Germany is stepping out of nuclear. Even if the Christian-Democrats of current Prime Minister Angela Merkel win the elections in September there is no way back; Germany is phasing out and closing all their nuclear power stations. This firmly undertaken path to a more safe, sustainable and just energy future gives the country more authority to put pressure on neighboring countries to do the same.

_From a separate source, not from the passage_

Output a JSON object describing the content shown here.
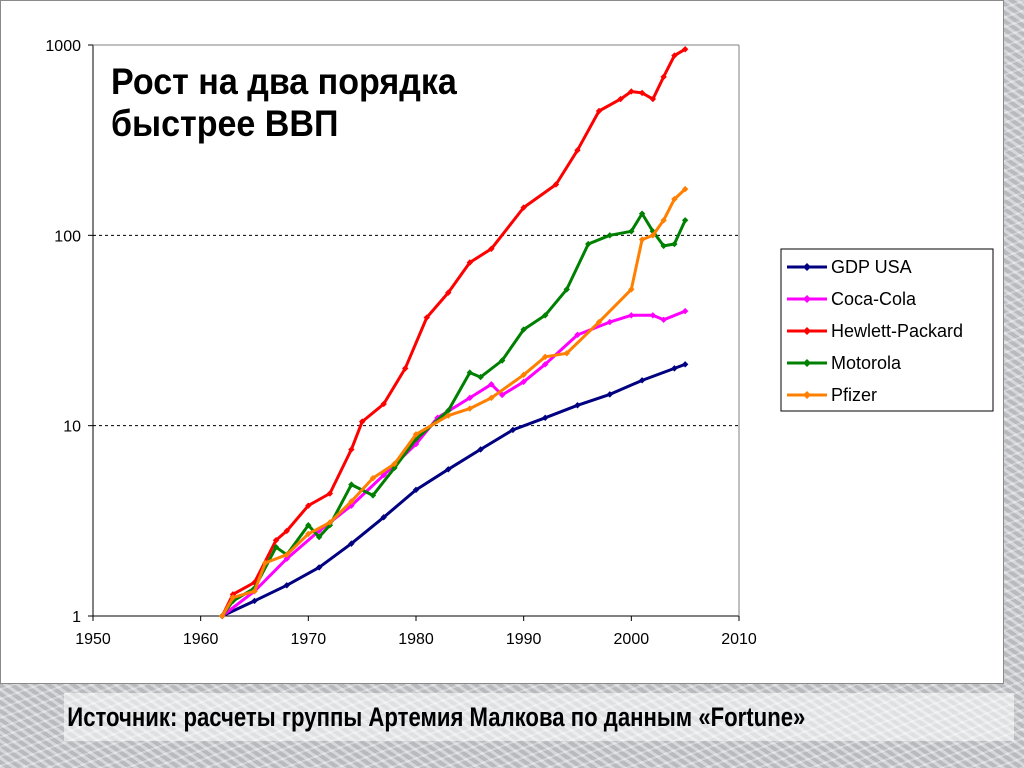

So the German Government calls on Belgium to close down the Tihange 2 and Doel 3 reactors, considered the most dangerous as they are plagued with cracks in the containment vessels. But at the same time Germany still has facilities which are not yet part of the phaseout policy: for instance the uranium enrichment facility in Gronau and the nuclear fuel rod fabrication facility in Lingen. They have dozens of clients (nuclear power stations) all over the globe, including ... Tihange 2 and Doel 3!
The German environment minister Barbara Hendricks keeps saying that the Belgium reactors pose great danger, but she claims that it is not possible to stop sending the fuel rods to keep them running. According to the analysis of German NGOs, supported by legal advisers, German law offers opportunities to prohibit the export of nuclear material if it can cause danger to Germany and its citizens.
On September 9, there will be a demonstration in Lingen, where thousands of people will demand the closure of the fuel rod plant.